Despite the historical centrality of Western cities as sites of queer cultural settlement, larger global economic and political forces have vociferously shaped, dispersed, and altered dreams of mobility for gay Taiwanese millennials in the age of globalization. While Taiwanese gay millennials follow a seemingly universal “rural-to-urban,” “East-to-West” movement trajectory, this study also explicates local nuanced ramifications running against the common trend. Drawn upon five-year ethnographic studies in Taiwan, this study examines how parents could to some extent conform to societal pressures by co-creating a life narrative to the society.

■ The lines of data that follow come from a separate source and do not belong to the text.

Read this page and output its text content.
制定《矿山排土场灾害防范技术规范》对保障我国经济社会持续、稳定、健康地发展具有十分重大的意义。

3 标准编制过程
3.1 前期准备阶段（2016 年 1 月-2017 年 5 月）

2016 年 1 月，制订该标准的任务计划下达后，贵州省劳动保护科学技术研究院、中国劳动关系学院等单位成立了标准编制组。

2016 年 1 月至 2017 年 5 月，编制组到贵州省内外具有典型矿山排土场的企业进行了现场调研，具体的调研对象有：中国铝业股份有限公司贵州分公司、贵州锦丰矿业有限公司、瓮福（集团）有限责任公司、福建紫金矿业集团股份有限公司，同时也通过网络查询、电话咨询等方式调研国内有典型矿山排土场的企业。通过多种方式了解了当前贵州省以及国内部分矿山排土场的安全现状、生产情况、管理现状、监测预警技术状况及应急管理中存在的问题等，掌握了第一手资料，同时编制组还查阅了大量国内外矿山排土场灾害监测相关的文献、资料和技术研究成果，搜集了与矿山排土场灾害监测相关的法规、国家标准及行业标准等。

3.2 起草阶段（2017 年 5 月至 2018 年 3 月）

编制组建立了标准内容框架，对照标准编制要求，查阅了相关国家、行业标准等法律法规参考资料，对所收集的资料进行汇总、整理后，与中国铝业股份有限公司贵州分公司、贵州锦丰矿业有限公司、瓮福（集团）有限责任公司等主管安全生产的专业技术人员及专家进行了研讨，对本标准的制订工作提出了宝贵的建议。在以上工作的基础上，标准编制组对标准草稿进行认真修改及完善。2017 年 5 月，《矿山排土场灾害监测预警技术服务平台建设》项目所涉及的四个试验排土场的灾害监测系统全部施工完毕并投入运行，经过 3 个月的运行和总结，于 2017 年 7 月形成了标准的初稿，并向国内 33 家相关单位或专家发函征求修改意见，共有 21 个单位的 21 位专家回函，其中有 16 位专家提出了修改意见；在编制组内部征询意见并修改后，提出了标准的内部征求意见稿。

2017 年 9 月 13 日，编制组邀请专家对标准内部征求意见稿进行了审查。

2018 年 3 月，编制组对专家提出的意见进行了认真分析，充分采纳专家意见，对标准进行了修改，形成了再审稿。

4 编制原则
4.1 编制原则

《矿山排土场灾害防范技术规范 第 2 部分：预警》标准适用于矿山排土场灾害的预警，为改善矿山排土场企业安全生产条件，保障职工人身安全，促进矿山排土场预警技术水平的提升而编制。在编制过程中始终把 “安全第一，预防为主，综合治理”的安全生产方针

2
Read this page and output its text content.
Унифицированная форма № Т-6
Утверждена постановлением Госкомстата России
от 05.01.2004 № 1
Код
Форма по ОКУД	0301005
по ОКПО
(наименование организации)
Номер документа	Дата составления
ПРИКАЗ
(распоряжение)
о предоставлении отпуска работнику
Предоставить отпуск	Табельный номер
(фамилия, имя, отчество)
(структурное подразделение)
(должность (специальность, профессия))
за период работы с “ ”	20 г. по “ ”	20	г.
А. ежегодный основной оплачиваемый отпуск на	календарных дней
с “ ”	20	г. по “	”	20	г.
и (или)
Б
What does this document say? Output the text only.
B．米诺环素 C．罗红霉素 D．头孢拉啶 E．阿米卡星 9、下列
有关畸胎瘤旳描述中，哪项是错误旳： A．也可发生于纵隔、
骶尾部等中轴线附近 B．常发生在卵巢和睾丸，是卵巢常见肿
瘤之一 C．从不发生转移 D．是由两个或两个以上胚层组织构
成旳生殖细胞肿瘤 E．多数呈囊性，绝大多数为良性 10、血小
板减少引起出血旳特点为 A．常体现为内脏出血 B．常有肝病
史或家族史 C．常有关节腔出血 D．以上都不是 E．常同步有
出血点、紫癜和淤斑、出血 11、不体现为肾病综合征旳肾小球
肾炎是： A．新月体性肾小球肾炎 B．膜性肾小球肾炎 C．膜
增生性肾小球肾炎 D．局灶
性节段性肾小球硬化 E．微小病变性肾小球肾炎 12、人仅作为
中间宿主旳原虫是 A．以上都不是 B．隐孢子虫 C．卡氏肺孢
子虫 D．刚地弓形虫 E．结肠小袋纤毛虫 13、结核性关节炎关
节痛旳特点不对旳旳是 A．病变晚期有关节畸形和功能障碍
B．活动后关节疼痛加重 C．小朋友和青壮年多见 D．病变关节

Parents/family appear to contribute to how participants' decision on spatial movement but gay male millennials with supportive parents are eventually “going home.” However, the concept of home is configured by multiple economic and social forces involving (1) the optimal distance with the biological family and (2) the proper performances of consumption policed and imposed by the gay community in the neoliberal Taiwanese society.
出来,回家
尽管西方城市在历史上是酷儿文化聚落的中心,但在全球化时代,更大的全球经济和政治力量已经大声塑造、驱散和改变了台湾同性恋千禧一代的流动梦想。虽然台湾的千禧一代同性恋者遵循着一种看似普遍的“从农村到城市”、“从东方到西方”的运动轨迹,但本研究也阐明了与共同趋势背道而驰的地方微妙影响。本研究以台湾五年的民族志研究为基础,探讨父母如何在一定程度上顺应社会压力,共同创造一种对社会的生活叙事。父母/家庭似乎对参与者对空间运动的决定有影响,但有父母支持的千禧一代男同性恋最终会“回家”。然而,家的概念是由多重经济和社会力量所构成的,包括:(1)与生物家庭的最佳距离,以及(2)在新自由主义台湾社会中,同性恋社群所监管和强加的适当消费表现。
本文章由计算机程序翻译,如有差异,请以英文原文为准。